Court slashes contingent worker’s $137 million jury award
CWS 3.0 - Contingent Workforce Strategies
Court slashes contingent worker’s $137 million jury award
Main Article
A jury’s award of $137 million to a contingent worker against Tesla Inc. in a racial discrimination lawsuit was reduced to $15 million in an order issued April 13 in federal court.
The plaintiff in the lawsuit, Owen Diaz, had worked through staffing firms at Tesla’s auto factory in Fremont, California, from June 2015 to May 2016. During that time, Diaz, who is Black, experienced several series incidents of racism, according to court records.
“The evidence was disturbing. The jury heard that the Tesla factory was saturated with racism,” US District Judge William Orrick wrote in his decision to reduce the jury’s award of damages in the case. “Diaz faced frequent racial abuse, including the N-word and other slurs. Other employees harassed him. His supervisors and Tesla’s broader management structure did little or nothing to respond.

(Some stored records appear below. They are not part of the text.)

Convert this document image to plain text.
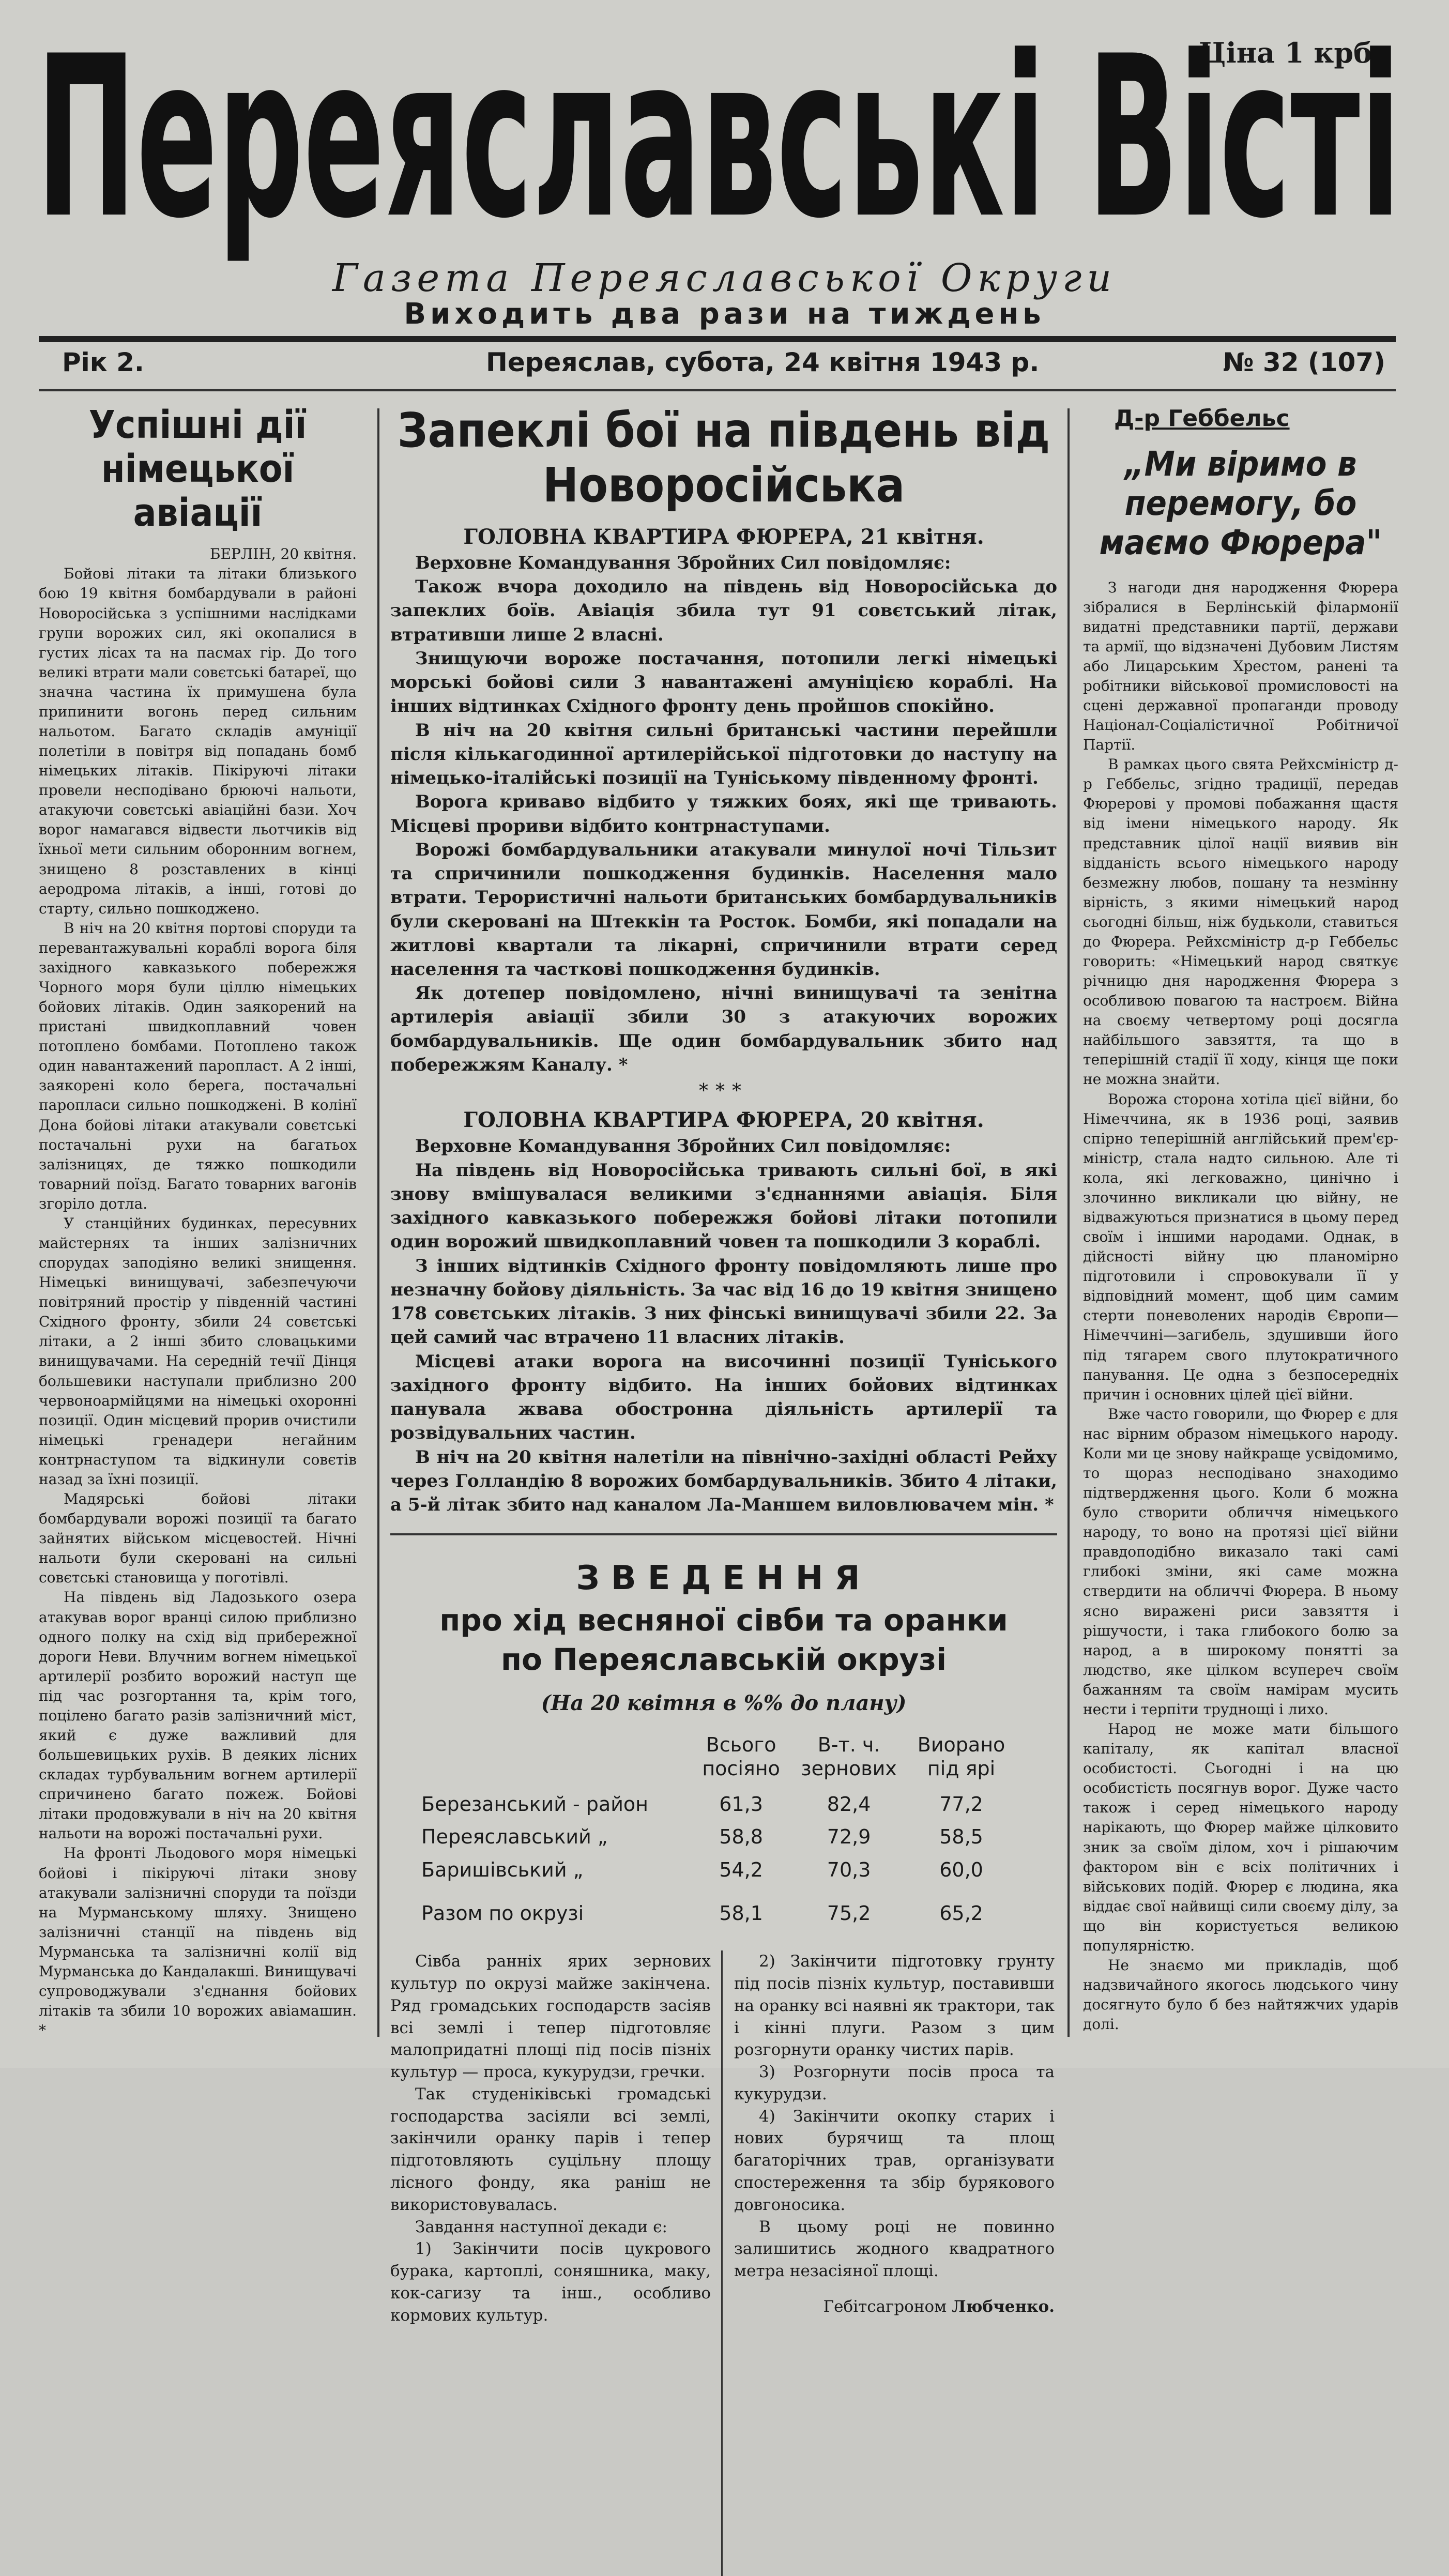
Ціна 1 крб.
Переяславські Вісті
Газета Переяславської Округи
Виходить два рази на тиждень
Рік 2.	Переяслав, субота, 24 квітня 1943 р.	№ 32 (107)
Успішні дії німецької авіації

БЕРЛІН, 20 квітня.

Бойові літаки та літаки близького бою 19 квітня бомбардували в районі Новоросійська з успішними наслідками групи ворожих сил, які окопалися в густих лісах та на пасмах гір. До того великі втрати мали совєтські батареї, що значна частина їх примушена була припинити вогонь перед сильним нальотом. Багато складів амуніції полетіли в повітря від попадань бомб німецьких літаків. Пікіруючі літаки провели несподівано брюючі нальоти, атакуючи совєтські авіаційні бази. Хоч ворог намагався відвести льотчиків від їхньої мети сильним оборонним вогнем, знищено 8 розставлених в кінці аеродрома літаків, а інші, готові до старту, сильно пошкоджено.

В ніч на 20 квітня портові споруди та перевантажувальні кораблі ворога біля західного кавказького побережжя Чорного моря були ціллю німецьких бойових літаків. Один заякорений на пристані швидкоплавний човен потоплено бомбами. Потоплено також один навантажений паропласт. А 2 інші, заякорені коло берега, постачальні паропласи сильно пошкоджені. В колінї Дона бойові літаки атакували совєтські постачальні рухи на багатьох залізницях, де тяжко пошкодили товарний поїзд. Багато товарних вагонів згоріло дотла.

У станційних будинках, пересувних майстернях та інших залізничних спорудах заподіяно великі знищення. Німецькі винищувачі, забезпечуючи повітряний простір у південній частині Східного фронту, збили 24 совєтські літаки, а 2 інші збито словацькими винищувачами. На середній течії Дінця большевики наступали приблизно 200 червоноармійцями на німецькі охоронні позиції. Один місцевий прорив очистили німецькі гренадери негайним контрнаступом та відкинули совєтів назад за їхні позиції.

Мадярські бойові літаки бомбардували ворожі позиції та багато зайнятих військом місцевостей. Нічні нальоти були скеровані на сильні совєтські становища у поготівлі.

На південь від Ладозького озера атакував ворог вранці силою приблизно одного полку на схід від прибережної дороги Неви. Влучним вогнем німецької артилерії розбито ворожий наступ ще під час розгортання та, крім того, поцілено багато разів залізничний міст, який є дуже важливий для большевицьких рухів. В деяких лісних складах турбувальним вогнем артилерії спричинено багато пожеж. Бойові літаки продовжували в ніч на 20 квітня нальоти на ворожі постачальні рухи.

На фронті Льодового моря німецькі бойові і пікіруючі літаки знову атакували залізничні споруди та поїзди на Мурманському шляху. Знищено залізничні станції на південь від Мурманська та залізничні колії від Мурманська до Кандалакші. Винищувачі супроводжували з'єднання бойових літаків та збили 10 ворожих авіамашин. *

Запеклі бої на південь від Новоросійська
ГОЛОВНА КВАРТИРА ФЮРЕРА, 21 квітня.

Верховне Командування Збройних Сил повідомляє:

Також вчора доходило на південь від Новоросійська до запеклих боїв. Авіація збила тут 91 совєтський літак, втративши лише 2 власні.

Знищуючи вороже постачання, потопили легкі німецькі морські бойові сили 3 навантажені амуніцією кораблі. На інших відтинках Східного фронту день пройшов спокійно.

В ніч на 20 квітня сильні британські частини перейшли після кількагодинної артилерійської підготовки до наступу на німецько-італійські позиції на Туніському південному фронті.

Ворога криваво відбито у тяжких боях, які ще тривають. Місцеві прориви відбито контрнаступами.

Ворожі бомбардувальники атакували минулої ночі Тільзит та спричинили пошкодження будинків. Населення мало втрати. Терористичні нальоти британських бомбардувальників були скеровані на Штеккін та Росток. Бомби, які попадали на житлові квартали та лікарні, спричинили втрати серед населення та часткові пошкодження будинків.

Як дотепер повідомлено, нічні винищувачі та зенітна артилерія авіації збили 30 з атакуючих ворожих бомбардувальників. Ще один бомбардувальник збито над побережжям Каналу. *

***
ГОЛОВНА КВАРТИРА ФЮРЕРА, 20 квітня.

Верховне Командування Збройних Сил повідомляє:

На південь від Новоросійська тривають сильні бої, в які знову вмішувалася великими з'єднаннями авіація. Біля західного кавказького побережжя бойові літаки потопили один ворожий швидкоплавний човен та пошкодили 3 кораблі.

З інших відтинків Східного фронту повідомляють лише про незначну бойову діяльність. За час від 16 до 19 квітня знищено 178 совєтських літаків. З них фінські винищувачі збили 22. За цей самий час втрачено 11 власних літаків.

Місцеві атаки ворога на височинні позиції Туніського західного фронту відбито. На інших бойових відтинках панувала жвава обостронна діяльність артилерії та розвідувальних частин.

В ніч на 20 квітня налетіли на північно-західні області Рейху через Голландію 8 ворожих бомбардувальників. Збито 4 літаки, а 5-й літак збито над каналом Ла-Маншем виловлювачем мін. *

ЗВЕДЕННЯ
про хід весняної сівби та оранки
по Переяславській окрузі
(На 20 квітня в %% до плану)
	Всього посіяно	В-т. ч. зернових	Виорано під ярі
Березанський - район	61,3	82,4	77,2
Переяславський „	58,8	72,9	58,5
Баришівський „	54,2	70,3	60,0
Разом по окрузі	58,1	75,2	65,2

Сівба ранніх ярих зернових культур по окрузі майже закінчена. Ряд громадських господарств засіяв всі землі і тепер підготовляє малопридатні площі під посів пізніх культур — проса, кукурудзи, гречки.

Так студеніківські громадські господарства засіяли всі землі, закінчили оранку парів і тепер підготовляють суцільну площу лісного фонду, яка раніш не використовувалась.

Завдання наступної декади є:

1) Закінчити посів цукрового бурака, картоплі, соняшника, маку, кок-сагизу та інш., особливо кормових культур.

2) Закінчити підготовку грунту під посів пізніх культур, поставивши на оранку всі наявні як трактори, так і кінні плуги. Разом з цим розгорнути оранку чистих парів.

3) Розгорнути посів проса та кукурудзи.

4) Закінчити окопку старих і нових бурячищ та площ багаторічних трав, організувати спостереження та збір бурякового довгоносика.

В цьому році не повинно залишитись жодного квадратного метра незасіяної площі.

Гебітсагроном Любченко.
Д-р Геббельс
„Ми віримо в перемогу, бо маємо Фюрера"

З нагоди дня народження Фюрера зібралися в Берлінській філармонії видатні представники партії, держави та армії, що відзначені Дубовим Листям або Лицарським Хрестом, ранені та робітники військової промисловості на сцені державної пропаганди проводу Націонал-Соціалістичної Робітничої Партії.

В рамках цього свята Рейхсміністр д-р Геббельс, згідно традиції, передав Фюрерові у промові побажання щастя від імени німецького народу. Як представник цілої нації виявив він відданість всього німецького народу безмежну любов, пошану та незмінну вірність, з якими німецький народ сьогодні більш, ніж будьколи, ставиться до Фюрера. Рейхсміністр д-р Геббельс говорить: «Німецький народ святкує річницю дня народження Фюрера з особливою повагою та настроєм. Війна на своєму четвертому році досягла найбільшого завзяття, та що в теперішній стадії її ходу, кінця ще поки не можна знайти.

Ворожа сторона хотіла цієї війни, бо Німеччина, як в 1936 році, заявив спірно теперішній англійський прем'єр-міністр, стала надто сильною. Але ті кола, які легковажно, цинічно і злочинно викликали цю війну, не відважуються признатися в цьому перед своїм і іншими народами. Однак, в дійсності війну цю планомірно підготовили і спровокували її у відповідний момент, щоб цим самим стерти поневолених народів Європи—Німеччині—загибель, здушивши його під тягарем свого плутократичного панування. Це одна з безпосередніх причин і основних цілей цієї війни.

Вже часто говорили, що Фюрер є для нас вірним образом німецького народу. Коли ми це знову найкраще усвідомимо, то щораз несподівано знаходимо підтвердження цього. Коли б можна було створити обличчя німецького народу, то воно на протязі цієї війни правдоподібно виказало такі самі глибокі зміни, які саме можна ствердити на обличчі Фюрера. В ньому ясно виражені риси завзяття і рішучости, і така глибокого болю за народ, а в широкому понятті за людство, яке цілком всупереч своїм бажанням та своїм намірам мусить нести і терпіти труднощі і лихо.

Народ не може мати більшого капіталу, як капітал власної особистості. Сьогодні і на цю особистість посягнув ворог. Дуже часто також і серед німецького народу нарікають, що Фюрер майже цілковито зник за своїм ділом, хоч і рішаючим фактором він є всіх політичних і військових подій. Фюрер є людина, яка віддає свої найвищі сили своєму ділу, за що він користується великою популярністю.

Не знаємо ми прикладів, щоб надзвичайного якогось людського чину досягнуто було б без найтяжчих ударів долі.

And supervisors even joined in on the abuse, one going so far as to threaten Diaz and draw a racist caricature near his workstation.”

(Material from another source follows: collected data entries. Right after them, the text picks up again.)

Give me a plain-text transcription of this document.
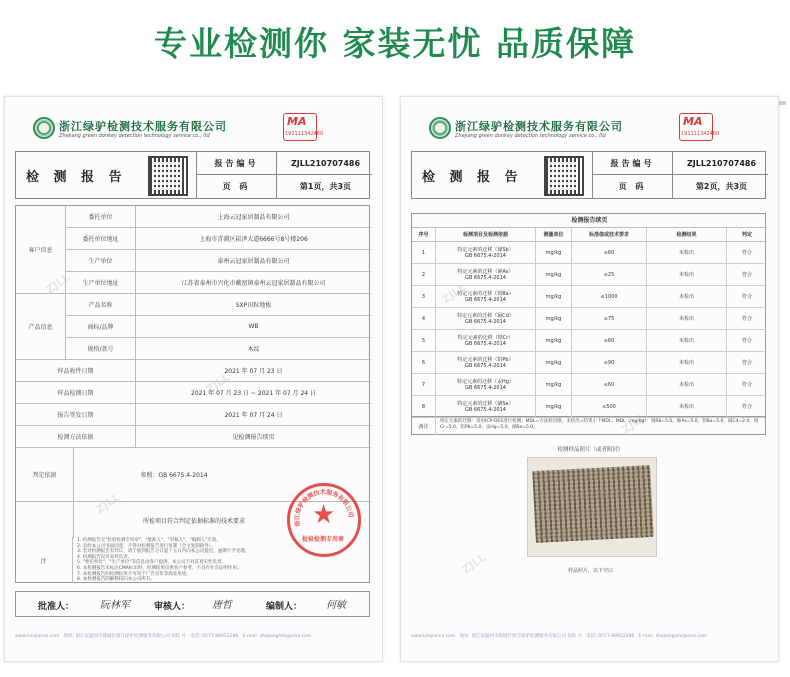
专业检测你 家装无忧 品质保障
ZJLL
ZJLL
ZJLL
浙江绿驴检测技术服务有限公司
Zhejiang green donkey detection technology service co., ltd
MA
191111342460
检 测 报 告
报告编号	ZJLL210707486
页 码	第1页，共3页
客户信息
产品信息
委托单位	上海云冠家居制品有限公司
委托单位地址	上海市青浦区崧泽大道6666号8号楼206
生产单位	泰州云冠家居制品有限公司
生产单位地址	江苏省泰州市兴化市戴窑镇泰州云冠家居制品有限公司
产品名称	SXP田粒地板
商标/品牌	WB
规格/款号	木纹
样品收件日期	2021 年 07 月 23 日
样品检测日期	2021 年 07 月 23 日 ~ 2021 年 07 月 24 日
报告签发日期	2021 年 07 月 24 日
检测方法依据	见检测报告续页
判定依据	参照：GB 6675.4-2014
所检项目符合判定依据标准的技术要求	浙江绿驴检测技术服务有限公司
★
检验检测专用章
注
1. 检测报告无"检验检测专用章"、"批准人"、"审核人"、"编制人"无效。
2. 未经本公司书面同意，不得对检测报告进行复制（全文复制除外）。
3. 若对检测报告有异议，请于收到报告之日起十五日内向本公司提出，逾期不予受理。
4. 检测报告仅对来样负责。
5. "委托单位"、"生产单位"等信息由客户提供，本公司不对其真实性负责。
6. 本检测报告未标注CMA标识时，检测结果仅供客户参考，不具有社会证明作用。
7. 本检测报告的检测结果不可用于广告宣传等商业用途。
8. 本检测报告的解释权归本公司所有。
批准人：	阮林军	审核人： 唐哲	编制人： 何敏
www.lvlvjiance.com 地址: 浙江省温州市鹿城区浙江绿驴检测服务有限公司 505 号 电话: 0577-88952286 E-mail: zhejianglvlv@sina.com
ZJLL
ZJLL
ZJLL
浙江绿驴检测技术服务有限公司
Zhejiang green donkey detection technology service co., ltd
MA
191111342460
检 测 报 告
报告编号	ZJLL210707486
页 码	第2页，共3页
检测报告续页
序号	检测项目及检测依据	测量单位	标准值或技术要求	检测结果	判定
1	特定元素的迁移（锑Sb）
GB 6675.4-2014	mg/kg	≤60	未检出	符合
2	特定元素的迁移（砷As）
GB 6675.4-2014	mg/kg	≤25	未检出	符合
3	特定元素的迁移（钡Ba）
GB 6675.4-2014	mg/kg	≤1000	未检出	符合
4	特定元素的迁移（镉Cd）
GB 6675.4-2014	mg/kg	≤75	未检出	符合
5	特定元素的迁移（铬Cr）
GB 6675.4-2014	mg/kg	≤60	未检出	符合
6	特定元素的迁移（铅Pb）
GB 6675.4-2014	mg/kg	≤90	未检出	符合
7	特定元素的迁移（汞Hg）
GB 6675.4-2014	mg/kg	≤60	未检出	符合
8	特定元素的迁移（硒Se）
GB 6675.4-2014	mg/kg	≤500	未检出	符合
备注
特定元素的迁移：采用ICP-OES进行检测；MDL=方法检出限，未检出=结果小于MDL；MDL（mg/kg）：锑Sb=5.0，砷As=5.0，钡Ba=5.0，镉Cd=2.0，铬Cr=5.0，铅Pb=5.0，汞Hg=5.0，硒Se=5.0。
检测样品照片（或者附封）
样品照片，以下空白
www.lvlvjiance.com 地址: 浙江省温州市鹿城区浙江绿驴检测服务有限公司 505 号 电话: 0577-88952286 E-mail: zhejianglvlv@sina.com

In October 2021, a jury awarded Owen Diaz $6.9 million in compensatory damages and $130 million in punitive damages for a total of nearly $137 million.

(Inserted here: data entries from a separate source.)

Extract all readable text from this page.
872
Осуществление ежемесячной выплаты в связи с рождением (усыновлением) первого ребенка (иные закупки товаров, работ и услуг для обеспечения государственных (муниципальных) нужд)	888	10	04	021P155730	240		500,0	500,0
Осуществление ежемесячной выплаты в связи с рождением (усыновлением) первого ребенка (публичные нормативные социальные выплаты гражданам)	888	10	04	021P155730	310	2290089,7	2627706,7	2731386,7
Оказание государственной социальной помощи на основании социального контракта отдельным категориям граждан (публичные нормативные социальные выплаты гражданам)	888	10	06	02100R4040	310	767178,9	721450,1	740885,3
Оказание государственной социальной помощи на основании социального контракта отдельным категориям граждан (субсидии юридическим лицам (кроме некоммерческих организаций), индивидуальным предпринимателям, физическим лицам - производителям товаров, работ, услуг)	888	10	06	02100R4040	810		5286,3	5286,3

In his decision, Orrick wrote the compensatory damages were excessive and lowered them to $1.5 million. However, that is above the $300,000 that Tesla had sought. Orrick also noted the jury had ample grounds to find that Diaz was severely harmed, but its award of future damages was out of proportion to the evidence.
The judge also lowered the punitive damages to $13.5 million, citing constitutional limitations for them of nine times the amount of compensatory damages.
The lawsuit was filed in October 2017. The case number is 3:17-cv-0674-WHO.